On Sat, 16 May 2020 at 16:57, Shaping <shap...@uurda.org 
<mailto:shap...@uurda.org> > wrote:

You also had personality differences and disagreements which developed over 
years. Eventually the Pink plane community forked and created Pharo. The 
foundational community of Squeak (Blue plane) did not want to make the changes 
the Pink plane community wanted or required.

What are the specific changes that Squeak folks don’t want to make?

Squeak/Pharo is a configurable environment.  We can still have a quasi-OS world 
if we want that.  What specific aspects of the analytic and creative experience 
break or degrade for Squeak users with these specific changes, and also cannot 
be preserved by loading the right Smalltalk packages?

 

At a minimum, not until the Squeak community could build Squeak from a Pharo 
kernel image. Then it would be possible. But I don't think likely.

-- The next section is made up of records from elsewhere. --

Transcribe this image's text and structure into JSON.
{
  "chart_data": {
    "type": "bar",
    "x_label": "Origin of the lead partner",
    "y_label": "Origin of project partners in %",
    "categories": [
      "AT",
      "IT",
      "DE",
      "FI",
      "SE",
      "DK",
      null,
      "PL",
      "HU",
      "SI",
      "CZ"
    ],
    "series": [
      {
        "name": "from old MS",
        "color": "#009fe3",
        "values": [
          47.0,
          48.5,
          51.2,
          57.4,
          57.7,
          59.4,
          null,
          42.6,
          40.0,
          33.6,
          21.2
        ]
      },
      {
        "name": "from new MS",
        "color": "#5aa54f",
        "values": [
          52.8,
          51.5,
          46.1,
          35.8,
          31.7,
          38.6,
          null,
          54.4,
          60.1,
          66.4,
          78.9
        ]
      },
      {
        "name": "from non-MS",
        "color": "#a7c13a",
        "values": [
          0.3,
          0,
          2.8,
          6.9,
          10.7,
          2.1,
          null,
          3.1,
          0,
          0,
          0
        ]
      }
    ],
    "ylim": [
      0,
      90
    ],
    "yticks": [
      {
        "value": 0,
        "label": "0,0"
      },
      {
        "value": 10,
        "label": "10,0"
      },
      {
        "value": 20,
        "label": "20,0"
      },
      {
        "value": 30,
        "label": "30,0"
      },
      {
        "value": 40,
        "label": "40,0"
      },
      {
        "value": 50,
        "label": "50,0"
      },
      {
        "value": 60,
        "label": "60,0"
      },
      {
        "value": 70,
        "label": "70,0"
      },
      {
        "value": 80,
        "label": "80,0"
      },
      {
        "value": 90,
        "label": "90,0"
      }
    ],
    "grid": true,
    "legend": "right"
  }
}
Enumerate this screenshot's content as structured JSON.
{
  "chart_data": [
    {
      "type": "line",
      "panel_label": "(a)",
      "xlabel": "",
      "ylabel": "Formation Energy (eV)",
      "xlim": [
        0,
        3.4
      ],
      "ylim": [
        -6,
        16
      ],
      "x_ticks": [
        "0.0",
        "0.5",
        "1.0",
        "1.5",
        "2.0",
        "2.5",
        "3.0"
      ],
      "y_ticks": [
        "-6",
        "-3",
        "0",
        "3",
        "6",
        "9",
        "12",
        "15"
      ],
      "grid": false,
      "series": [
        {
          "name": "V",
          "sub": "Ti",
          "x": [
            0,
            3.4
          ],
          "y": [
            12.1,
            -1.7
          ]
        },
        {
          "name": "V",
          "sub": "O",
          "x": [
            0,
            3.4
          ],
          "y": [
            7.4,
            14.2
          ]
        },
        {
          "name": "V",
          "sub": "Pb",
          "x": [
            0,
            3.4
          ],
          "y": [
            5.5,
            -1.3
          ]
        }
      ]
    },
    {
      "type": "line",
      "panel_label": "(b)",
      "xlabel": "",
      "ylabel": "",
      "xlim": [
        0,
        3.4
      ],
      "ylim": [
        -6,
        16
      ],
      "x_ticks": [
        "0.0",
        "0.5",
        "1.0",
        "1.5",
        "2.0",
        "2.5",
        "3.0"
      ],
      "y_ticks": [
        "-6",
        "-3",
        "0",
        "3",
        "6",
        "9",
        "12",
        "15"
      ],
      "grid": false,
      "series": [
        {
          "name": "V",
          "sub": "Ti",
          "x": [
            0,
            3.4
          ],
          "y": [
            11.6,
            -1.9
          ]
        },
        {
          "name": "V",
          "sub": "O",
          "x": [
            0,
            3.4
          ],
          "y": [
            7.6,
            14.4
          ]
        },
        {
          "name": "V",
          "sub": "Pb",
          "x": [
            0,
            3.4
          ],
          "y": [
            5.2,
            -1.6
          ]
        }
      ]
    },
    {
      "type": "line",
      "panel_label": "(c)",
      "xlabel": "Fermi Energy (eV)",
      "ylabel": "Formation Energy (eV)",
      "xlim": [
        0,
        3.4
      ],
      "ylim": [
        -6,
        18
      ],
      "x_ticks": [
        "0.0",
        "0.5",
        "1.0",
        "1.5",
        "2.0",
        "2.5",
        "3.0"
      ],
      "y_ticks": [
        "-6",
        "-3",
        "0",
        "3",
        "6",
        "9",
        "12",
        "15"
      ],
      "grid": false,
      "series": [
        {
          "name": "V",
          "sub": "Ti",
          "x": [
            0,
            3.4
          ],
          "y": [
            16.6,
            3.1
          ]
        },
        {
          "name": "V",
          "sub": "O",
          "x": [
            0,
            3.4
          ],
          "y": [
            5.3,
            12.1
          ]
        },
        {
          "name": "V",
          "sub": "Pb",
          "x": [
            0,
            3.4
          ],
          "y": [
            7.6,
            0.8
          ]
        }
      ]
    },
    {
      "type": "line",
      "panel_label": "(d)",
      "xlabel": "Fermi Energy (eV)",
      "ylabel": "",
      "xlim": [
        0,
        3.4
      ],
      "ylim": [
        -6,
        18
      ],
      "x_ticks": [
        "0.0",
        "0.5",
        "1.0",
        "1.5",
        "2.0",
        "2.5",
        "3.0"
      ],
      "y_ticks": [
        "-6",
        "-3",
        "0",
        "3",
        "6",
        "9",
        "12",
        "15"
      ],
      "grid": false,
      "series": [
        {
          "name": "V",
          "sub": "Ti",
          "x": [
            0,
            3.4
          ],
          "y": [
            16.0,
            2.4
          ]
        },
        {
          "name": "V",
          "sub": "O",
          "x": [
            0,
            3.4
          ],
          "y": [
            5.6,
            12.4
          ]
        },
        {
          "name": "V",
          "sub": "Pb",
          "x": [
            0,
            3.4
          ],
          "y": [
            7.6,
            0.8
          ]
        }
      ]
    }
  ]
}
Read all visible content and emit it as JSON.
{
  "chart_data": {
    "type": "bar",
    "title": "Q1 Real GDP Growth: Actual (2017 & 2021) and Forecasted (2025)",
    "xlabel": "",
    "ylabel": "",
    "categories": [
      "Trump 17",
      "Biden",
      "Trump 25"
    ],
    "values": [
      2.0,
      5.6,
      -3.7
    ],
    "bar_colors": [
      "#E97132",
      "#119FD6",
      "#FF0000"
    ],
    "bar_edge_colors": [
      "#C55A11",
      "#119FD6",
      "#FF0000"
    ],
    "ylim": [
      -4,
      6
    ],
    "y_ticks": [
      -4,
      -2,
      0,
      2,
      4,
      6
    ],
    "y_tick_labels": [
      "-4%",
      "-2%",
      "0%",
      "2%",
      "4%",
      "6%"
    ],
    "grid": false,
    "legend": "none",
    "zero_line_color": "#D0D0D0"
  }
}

What are the specific problems?  Anyone?

 

I'm mainly focused on Pharo but I respect the Squeak heritage and monitor their 
mail list, chipping in when I can - so I have felt comfortable sharing the 
general philosophical differences between Squeak and Pharo as I understand 
them.  But as to specifics, you'd probably need someone from Squeak to 
pair-review the Pharo changelogs [1] with you - and that might not even capture 
everything.

 

[1] https://github.com/pharo-project/pharo-changelogs

 

 

But lets also consider something at least as important as all the other 
points... "resourcing".

Assuming all technical and political issues were dealt with, who will do this 
reintegration work?

 

The work should be distributed amongst those who know the frameworks best, like 
them and need to use them, and who want one image and the ease it brings—which 
should be a bunch of people.  Or, I’d have to work with those folks to get up 
to speed on those frameworks to learn what’s different, what’s broken, what can 
change, what can’t change, etc.   Doing it all myself even with plenty of 
consulting seems less efficient.  Selfish drivers are important.  
Community/collective drivers are also important.  Balance.  Don’t leave out the 
first, or nothing will happen.

 

Assuming You were at a point where you were familiar with both platforms to be 
capable of doing the work, 

would You be willing to put aside your other interests to do at least 50% of 
that work?  

 

Probably not for the next year, because of what’s currently in my queue.

 

Because otherwise discussion around it with the idea that others do it is 
pointless. :)

 

I see several devs doing the work.  One dev probably can’t do it.  At least one 
dev should be watching the big picture and presenting 
results/problems/decision-points.  The big picture may not be as big as I’m 
thinking.  It could be bigger too.  I need details.  I have one firm detail now:

 

1.  Squeak folks need Tonel.  Ergo, port the latest Tonel to the latest Squeak. 
 

 

And two fuzzy details:



1.  We need testable criteria to determine how 
indispensable/always-in-the-image/nonmodular a framework shall be.  It’s an 
interesting topic.  I don’t know how it’s currently handled.  Development seems 
organic and wild-west in both camps:  if you can get it done on your own time 
and it provides utility, it can probably get into the main trunk somehow.  Is 
that how it works?

 

2.  Metacello sucks a little for brevity, and Monticello seems to offer some 
nicer features.  And so what do we do here?  Fix the Monticello/Metacello 
frameworks on both sides, or move all to Git?  What’s wrong with Metacello?  Is 
it too verbose?  Can an SME/heavy user defend it and compare it to Monitcello?

 

I want to know what is most valuable about Squeak, and I mean specific features 
and tools.  We can turn either Pharo or Squeak into a world-like Quasi-OS.  
That’s not an argument for greater technical value.  It just a mode of use.

 

I can tell you want I like about Squeak (please Squeak folks, add to this), but 
I’m almost Squeak-green again after 16 years absence:

 

1.  Flat quick GUIs for development.  I just like snap.  What can I say.  It 
helps me focus.  I’ve sensitive to what I consider to be temporal defects 
(annoying little pauses).  That doesn’t mean I like Morphic.  I like what I can 
see and touch, and I like the speed.

 

2.  Debugger is normal (quick).

 

3.  The VM params and stats.  I want to work on the VM.  I want to do that with 
nice-looking, quick tools.  I thought Pharo would be the best for that. But 
Squeak seems to be the main tool for VM dev.

 

 

 

Note, last year I personally did have the inspiration and intention of 
investigating the differences between Squeak and the Pharo Bootstrap to 
understand the possibility of Squeak bootstrapping off the Pharo Bootstrap, so 
there might one day they might have a common non-gui system - but other 
interests ended up having a stronger hold on me.  Realistically its not 
something I'll get to any time soon.   

 

I too find the common bootstrapping interesting.   My personal priority is 
efficient, thorough parallelization of the VM.  I need huge compute-scale, and 
it has to happen in a dynamic language, the best one.  That’s going to keep me 
busy for a while, and I can’t even start that for some time (months).